From 1921 until the break-up of the free trade unions in Germany in 1933, he worked as a trade union secretary. After 1933 he ran a cigars and tobacco shop in Oldenburg in Holstein and later worked for the local health insurance company.

After the assassination attempt on Hitler on July 20, 1944 , he was arrested and imprisoned for five weeks in the Neuengamme concentration camp .

After the war ended in 1945, Panitzki was mayor of Oldenburg and was temporarily appointed district administrator of the Oldenburg district by the British occupying forces.
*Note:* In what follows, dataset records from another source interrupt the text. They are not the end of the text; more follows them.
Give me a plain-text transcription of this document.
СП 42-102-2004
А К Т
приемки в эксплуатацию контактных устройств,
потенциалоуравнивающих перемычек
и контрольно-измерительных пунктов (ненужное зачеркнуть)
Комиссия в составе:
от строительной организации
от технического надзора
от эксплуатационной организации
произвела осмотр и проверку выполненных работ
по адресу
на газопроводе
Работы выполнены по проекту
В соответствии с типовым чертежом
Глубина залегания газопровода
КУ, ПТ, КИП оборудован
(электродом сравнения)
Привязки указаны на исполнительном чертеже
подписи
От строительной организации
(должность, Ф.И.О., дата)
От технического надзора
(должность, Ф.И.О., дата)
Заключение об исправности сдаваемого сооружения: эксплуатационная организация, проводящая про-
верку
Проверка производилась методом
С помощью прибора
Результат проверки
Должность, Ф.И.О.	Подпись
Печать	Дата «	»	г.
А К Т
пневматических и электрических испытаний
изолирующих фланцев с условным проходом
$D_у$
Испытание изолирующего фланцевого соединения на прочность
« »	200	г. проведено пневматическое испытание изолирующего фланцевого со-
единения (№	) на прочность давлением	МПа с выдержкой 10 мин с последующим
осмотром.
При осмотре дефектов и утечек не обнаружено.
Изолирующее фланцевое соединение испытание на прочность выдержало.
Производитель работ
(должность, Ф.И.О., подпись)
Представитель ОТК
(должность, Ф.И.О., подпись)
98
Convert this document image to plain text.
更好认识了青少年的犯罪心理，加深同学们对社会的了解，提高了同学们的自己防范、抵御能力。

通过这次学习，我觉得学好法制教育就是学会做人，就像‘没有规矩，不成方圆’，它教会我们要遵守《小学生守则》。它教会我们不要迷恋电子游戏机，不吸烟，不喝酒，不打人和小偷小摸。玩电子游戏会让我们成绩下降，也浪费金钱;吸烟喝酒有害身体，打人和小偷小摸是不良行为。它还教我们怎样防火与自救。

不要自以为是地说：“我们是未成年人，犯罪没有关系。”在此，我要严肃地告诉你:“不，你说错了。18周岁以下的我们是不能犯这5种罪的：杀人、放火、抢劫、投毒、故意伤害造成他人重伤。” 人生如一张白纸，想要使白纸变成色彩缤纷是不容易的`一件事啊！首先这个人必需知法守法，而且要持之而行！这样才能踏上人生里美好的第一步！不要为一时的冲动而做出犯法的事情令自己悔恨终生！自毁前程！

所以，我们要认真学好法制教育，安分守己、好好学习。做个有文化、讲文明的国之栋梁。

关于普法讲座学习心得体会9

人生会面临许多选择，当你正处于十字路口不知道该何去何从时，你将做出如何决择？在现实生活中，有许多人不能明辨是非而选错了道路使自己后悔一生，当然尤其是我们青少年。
Panitzki belonged to the supervisory boards of the Ostholsteinische Landsiedlungsgenossenschaft and the Schleswag .

Karl Panitzki was married and had four children.

MP

Panitzki was a member of the Landtag of Schleswig-Holstein from 1946 to 1950 and from 1954 to 1958 . There he was from April 11, 1946 to November 11, 1946 First Vice-President of the State Parliament and from December 2, 1946 to May 31, 1950, Second Vice-President of the State Parliament.

Karl Panitzki was an appointed member of the state parliament in 1946. In 1947 and 1954 he entered the state parliament as a directly elected member of the constituency of Oldenburg-Ost and Oldenburg.